This site contains older material on Eiffel. For the main Eiffel page, see http://www.eiffel.com.

The role of object-oriented metrics

Bertrand Meyer

A shorter variant of this article appeared in Computer (IEEE), as part of the Component and Object Technology department, in the November 1998 issue.

The request I hear most commonly, when talking to project managers using object technology or about to use it, is for more measurement tools. Some of those people would kill for anything that can give them some kind of quantitative grasp on the software development process.

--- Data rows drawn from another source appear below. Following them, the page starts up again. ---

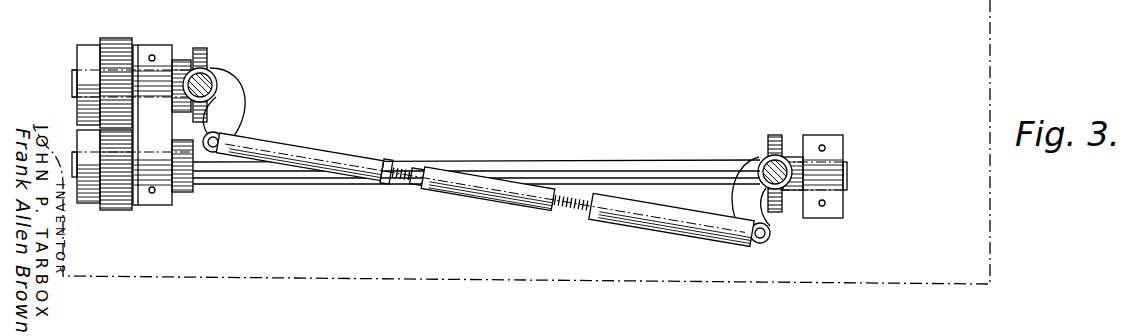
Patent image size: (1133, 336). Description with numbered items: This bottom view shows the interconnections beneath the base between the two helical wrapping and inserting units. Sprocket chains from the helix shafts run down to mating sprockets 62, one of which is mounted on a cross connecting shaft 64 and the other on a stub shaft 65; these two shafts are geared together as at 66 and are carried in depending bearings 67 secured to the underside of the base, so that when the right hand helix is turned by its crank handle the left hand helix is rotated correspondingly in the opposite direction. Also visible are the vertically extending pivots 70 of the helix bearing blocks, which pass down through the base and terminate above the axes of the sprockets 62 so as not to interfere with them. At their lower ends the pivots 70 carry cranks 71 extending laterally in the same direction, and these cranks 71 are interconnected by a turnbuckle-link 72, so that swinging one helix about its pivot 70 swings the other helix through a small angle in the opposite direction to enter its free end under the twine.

The mating sprocket 62 is at (209, 52).
The cross connecting shaft 64 is at (612, 163).
The stub shaft 65 is at (180, 60).
The gearing 66 is at (116, 42).
The depending bearing 67 is at (152, 206).
The pivot 70 is at (210, 77).
The crank 71 is at (238, 106).
The turnbuckle-link 72 is at (612, 210).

There is in fact an extensive literature on software metrics, including for object-oriented development, but surprisingly few publications are of direct use to actual projects. Those who are often go back quite far in time; an example is Barry Boehm's 1981 Software Engineering Economics (Prentice Hall), with its COCOMO cost predictio model: despite the existence of many more recent works on the subject, it is still among the most practical sources of quantitative information and methodology.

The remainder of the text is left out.